A new look at records law
By Hasso Hering
It has been 35 years since the Oregon Legislature adopted the Public Records Law, and lawmakers have been nibbling at it every two years since. By now it might make sense to take a completely new look at the law and see how it serves the public and how it does not.
The law came about at the same time as the public meetings law. Both were prompted mainly by Watergate. They were intended to get government out of the shadows and into the sunshine where the public could more easily watch and take part.
In some ways the laws were counterproductive. Where Oregon reporters had little trouble looking up public papers before, we now had a law with exemptions against which each request had to be vetted. Where previously reporters were free to do what had to be done in reporting on meetings, closed and otherwise, we now had rules that sometimes delayed when the public got the news.
As for public records, even while the legislature piled on exemptions each time it met, technology also marched on and created complications not foreseen in 1973.
E-mail, for instance.
When the law was passed, public officials could call each other on the phone and say whatever they wanted. Now they often use e-mail, and because that is a form of writing, e-mail messages are records covered by the law. But you know about the proliferation of e-mail and how it piles up and never seems to go away.
As a result, governments are routinely faced with requests to produce e-mails under the Public Records Law, and those requests can be exhaustive: “Let’s see all the e-mails exchanged over the last five years by city council members that mention franchise fees or refer to such fees indirectly.”

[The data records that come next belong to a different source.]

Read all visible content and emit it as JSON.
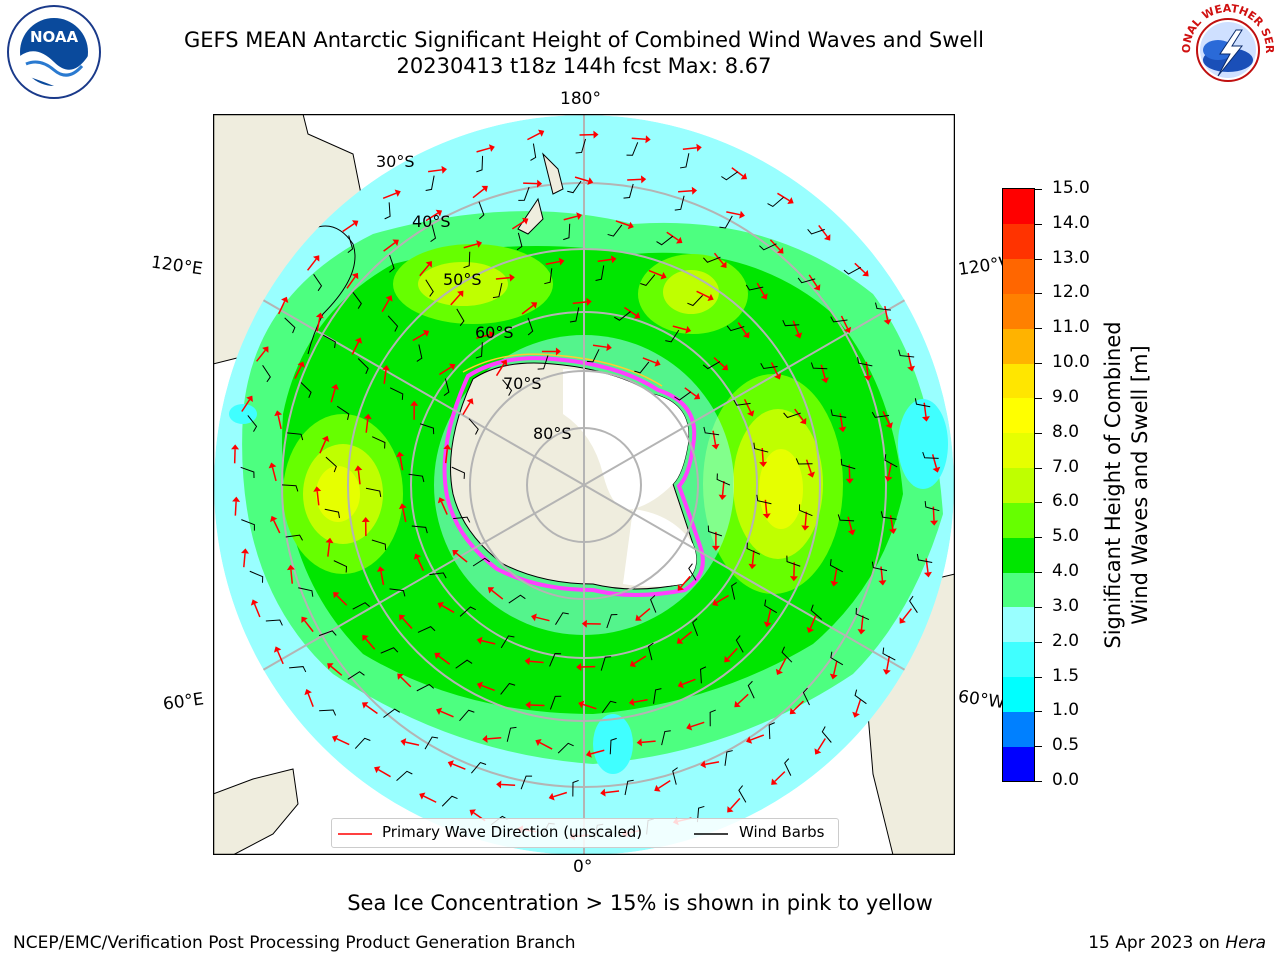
{
  "title": {
    "line1": "GEFS MEAN Antarctic Significant Height of Combined Wind Waves and Swell",
    "line2": "20230413 t18z 144h fcst   Max: 8.67"
  },
  "map": {
    "projection": "south-polar-stereographic",
    "longitude_labels": {
      "top": "180°",
      "bottom": "0°",
      "upper_left": "120°E",
      "lower_left": "60°E",
      "upper_right": "120°W",
      "lower_right": "60°W"
    },
    "latitude_labels": [
      "30°S",
      "40°S",
      "50°S",
      "60°S",
      "70°S",
      "80°S"
    ],
    "colors": {
      "land": "#efedde",
      "antarctica": "#ffffff",
      "graticule": "#b4b4b4",
      "sea_ice": "#ff40ff",
      "wave_arrow": "#ff0000",
      "wind_barb": "#000000"
    }
  },
  "colorbar": {
    "label_line1": "Significant Height of Combined",
    "label_line2": "Wind Waves and Swell [m]",
    "ticks": [
      "0.0",
      "0.5",
      "1.0",
      "1.5",
      "2.0",
      "3.0",
      "4.0",
      "5.0",
      "6.0",
      "7.0",
      "8.0",
      "9.0",
      "10.0",
      "11.0",
      "12.0",
      "13.0",
      "14.0",
      "15.0"
    ],
    "colors": [
      "#0000ff",
      "#0080ff",
      "#00ffff",
      "#40ffff",
      "#99ffff",
      "#4dff80",
      "#00e600",
      "#66ff00",
      "#bfff00",
      "#e6ff00",
      "#ffff00",
      "#ffe600",
      "#ffb300",
      "#ff8000",
      "#ff6600",
      "#ff3300",
      "#ff0000"
    ]
  },
  "legend": {
    "primary_wave": "Primary Wave Direction (unscaled)",
    "wind_barbs": "Wind Barbs"
  },
  "note": "Sea Ice Concentration > 15% is shown in pink to yellow",
  "footer": {
    "left": "NCEP/EMC/Verification Post Processing Product Generation Branch",
    "right_date": "15 Apr 2023 on ",
    "right_machine": "Hera"
  },
  "logos": {
    "left": "NOAA",
    "left_ring_text": "NATIONAL OCEANIC AND ATMOSPHERIC ADMINISTRATION · U.S. DEPARTMENT OF COMMERCE",
    "right_ring_text": "NATIONAL WEATHER SERVICE"
  }
}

In defense, many local governments have adopted policies to discourage such requests by charging enormous fees. The fees may be justified in fending off nuisance requests, but they can be a burden to someone with a legitimate need to know.
In recent years, the law has been applied to messages from private citizens to their representatives in the legislature. A couple of sessions ago, mid-valley Sen. Frank Morse was obliged to notify constituents of this lest they write to him with details of their private problems that they would rather not share with the world.
Openness in government is one thing, but if you’re a private citizen hoping for a law change because of a personal health issue, for instance, you don’t necessarily want everybody to know about it.
Lately the legislature has exempted the property tax records of certain public officials from disclosure. But what’s fair for some people should be fair for everybody.
In short, it may be useful after 35 years to review and rebalance the law.